Hatırlanacağı gibi, kıtanın kuzeyi başta olmak üzere Afrika’dan Avrupa Birliği’ne (AB) yoğun bir göç baskısı bulunuyor. Bu göçün itici nedenleri arasında AB ülkelerinin Afrika kıtasının ekonomik yaşam alanlarını ihlal etmesi de bulunuyor. Örneğin, İspanya ve Fransa gibi AB üye devletlerinin büyük balıkçı filoları Afrika ülkeleriyle karşılıklı anlaşmalar yoluyla bu ülkelere ait ‘münhasır ekonomik bölge’ler içinde avlanma hakkı elde ediyorlar. Bunun sonucunda ise bu ülkelerin yerli balıkçıları rekabet güçlerini ve dolayısıyla geçim kaynaklarını kaybediyor.

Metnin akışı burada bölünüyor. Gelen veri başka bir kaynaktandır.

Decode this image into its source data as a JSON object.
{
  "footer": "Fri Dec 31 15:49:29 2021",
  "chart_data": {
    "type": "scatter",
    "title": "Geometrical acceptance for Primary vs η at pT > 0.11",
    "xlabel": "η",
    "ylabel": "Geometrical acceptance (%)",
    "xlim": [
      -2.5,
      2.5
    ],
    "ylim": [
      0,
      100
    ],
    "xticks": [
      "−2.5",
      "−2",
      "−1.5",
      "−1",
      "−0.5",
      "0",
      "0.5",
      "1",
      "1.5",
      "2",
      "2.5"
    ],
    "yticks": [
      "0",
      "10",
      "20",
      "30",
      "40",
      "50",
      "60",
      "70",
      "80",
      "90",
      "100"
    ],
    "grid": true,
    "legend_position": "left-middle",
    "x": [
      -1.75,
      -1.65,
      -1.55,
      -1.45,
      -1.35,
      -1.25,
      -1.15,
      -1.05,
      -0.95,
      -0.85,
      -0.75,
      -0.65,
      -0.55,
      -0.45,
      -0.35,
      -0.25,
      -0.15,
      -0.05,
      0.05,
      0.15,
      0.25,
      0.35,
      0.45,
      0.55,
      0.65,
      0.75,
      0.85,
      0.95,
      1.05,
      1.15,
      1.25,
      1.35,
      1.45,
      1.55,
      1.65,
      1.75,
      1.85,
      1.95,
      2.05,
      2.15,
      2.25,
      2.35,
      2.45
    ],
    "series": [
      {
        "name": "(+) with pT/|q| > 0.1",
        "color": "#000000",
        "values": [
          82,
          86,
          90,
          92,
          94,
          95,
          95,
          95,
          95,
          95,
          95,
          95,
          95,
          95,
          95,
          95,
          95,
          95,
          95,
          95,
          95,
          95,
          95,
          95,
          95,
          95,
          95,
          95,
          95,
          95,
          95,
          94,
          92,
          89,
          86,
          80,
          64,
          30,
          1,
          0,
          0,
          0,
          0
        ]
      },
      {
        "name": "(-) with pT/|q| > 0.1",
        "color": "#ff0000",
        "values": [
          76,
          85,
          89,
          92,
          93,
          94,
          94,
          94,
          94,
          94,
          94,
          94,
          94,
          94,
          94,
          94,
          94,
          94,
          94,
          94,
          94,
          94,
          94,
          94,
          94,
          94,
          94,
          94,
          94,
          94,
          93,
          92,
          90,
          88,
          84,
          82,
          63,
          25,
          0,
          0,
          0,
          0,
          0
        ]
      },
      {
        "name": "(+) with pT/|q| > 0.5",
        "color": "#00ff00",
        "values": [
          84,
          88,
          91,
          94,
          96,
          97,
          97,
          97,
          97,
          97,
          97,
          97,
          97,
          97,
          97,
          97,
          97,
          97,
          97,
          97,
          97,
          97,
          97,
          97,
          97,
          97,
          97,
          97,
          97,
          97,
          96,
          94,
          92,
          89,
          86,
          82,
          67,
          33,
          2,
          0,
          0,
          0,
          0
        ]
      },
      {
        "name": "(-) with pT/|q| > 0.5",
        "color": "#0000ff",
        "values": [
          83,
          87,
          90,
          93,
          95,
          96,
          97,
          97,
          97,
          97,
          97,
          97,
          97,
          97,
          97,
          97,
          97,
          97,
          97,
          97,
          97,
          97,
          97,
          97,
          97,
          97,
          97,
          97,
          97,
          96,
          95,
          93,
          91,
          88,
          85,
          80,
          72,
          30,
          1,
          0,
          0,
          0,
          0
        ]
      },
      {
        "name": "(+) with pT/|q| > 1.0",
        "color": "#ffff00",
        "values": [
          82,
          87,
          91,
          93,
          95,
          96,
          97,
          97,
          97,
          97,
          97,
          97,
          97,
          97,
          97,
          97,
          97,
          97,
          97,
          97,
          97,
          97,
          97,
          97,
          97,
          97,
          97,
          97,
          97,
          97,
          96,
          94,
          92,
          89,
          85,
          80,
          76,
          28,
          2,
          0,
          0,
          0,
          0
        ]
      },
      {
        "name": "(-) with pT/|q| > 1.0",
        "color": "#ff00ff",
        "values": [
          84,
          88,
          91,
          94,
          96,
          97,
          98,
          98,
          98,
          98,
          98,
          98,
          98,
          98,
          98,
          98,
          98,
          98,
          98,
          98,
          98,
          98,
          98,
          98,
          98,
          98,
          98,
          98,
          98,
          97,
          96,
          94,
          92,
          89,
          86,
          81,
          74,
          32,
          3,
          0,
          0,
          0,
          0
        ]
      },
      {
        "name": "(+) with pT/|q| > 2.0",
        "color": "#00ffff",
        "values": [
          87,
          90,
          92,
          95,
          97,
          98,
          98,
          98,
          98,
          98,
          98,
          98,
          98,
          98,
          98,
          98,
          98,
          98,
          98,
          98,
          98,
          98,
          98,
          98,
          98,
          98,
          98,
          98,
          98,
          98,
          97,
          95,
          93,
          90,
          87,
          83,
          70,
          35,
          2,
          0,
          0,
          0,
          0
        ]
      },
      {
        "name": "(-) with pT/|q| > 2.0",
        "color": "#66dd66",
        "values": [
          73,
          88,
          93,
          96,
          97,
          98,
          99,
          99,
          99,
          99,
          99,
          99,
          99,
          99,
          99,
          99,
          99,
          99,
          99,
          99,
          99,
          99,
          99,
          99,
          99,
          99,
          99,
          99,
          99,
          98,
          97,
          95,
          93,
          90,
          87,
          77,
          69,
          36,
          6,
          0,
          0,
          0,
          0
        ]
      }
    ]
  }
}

Avrupa Birliği ise, kıta ülkeleriyle ikili anlaşmalar yoluyla göç baskısını azaltmayı deniyor. 2008’de Libya ile imzalanan bir anlaşmaya göre bu ülke üzerinden gelen göçmenler iltica başvuruları dahi alınmadan geri gönderiliyorlar. Bu gibi ‘önlemler’ sayesinde geçen yıl İtalya’ya göç edenlerin sayısı 36.000’den 4300’e düşmüştü.
Son göç dalgası başta İtalya, İspanya, Fransa ve Malta gibi Akdeniz ülkeleri olmak üzere Avrupa Birliği’nde kaygı yarattı. Konuyla ilgili olrarak İtalya ve Malta “Afrika’daki kriz” ile ilgili özel AB zirvesi yapılması çağrısında bulunurken, İtalya İçişleri Bakanı Roberto Maroni’nin “Tunus’a polis gönderelim” önerisi iki ülke arasında diplomatik krize neden oldu. Tunuslu yetkililer söz konusu öneriyi içişlerine karışmak olarak yorumladılar.
Öte yandan, Lampedusa’ya ulaşabilen göçmenlerin sorunları sona ermiş değil. Önce bir stadyumda barındırılan göçmenlerin bir kısmı, adadaki göçmen işleme merkezinin yeniden açılması üzerine buraya aktarılmıştı. Yine de adada şartların son derece yetersiz olduğu belirtiliyor.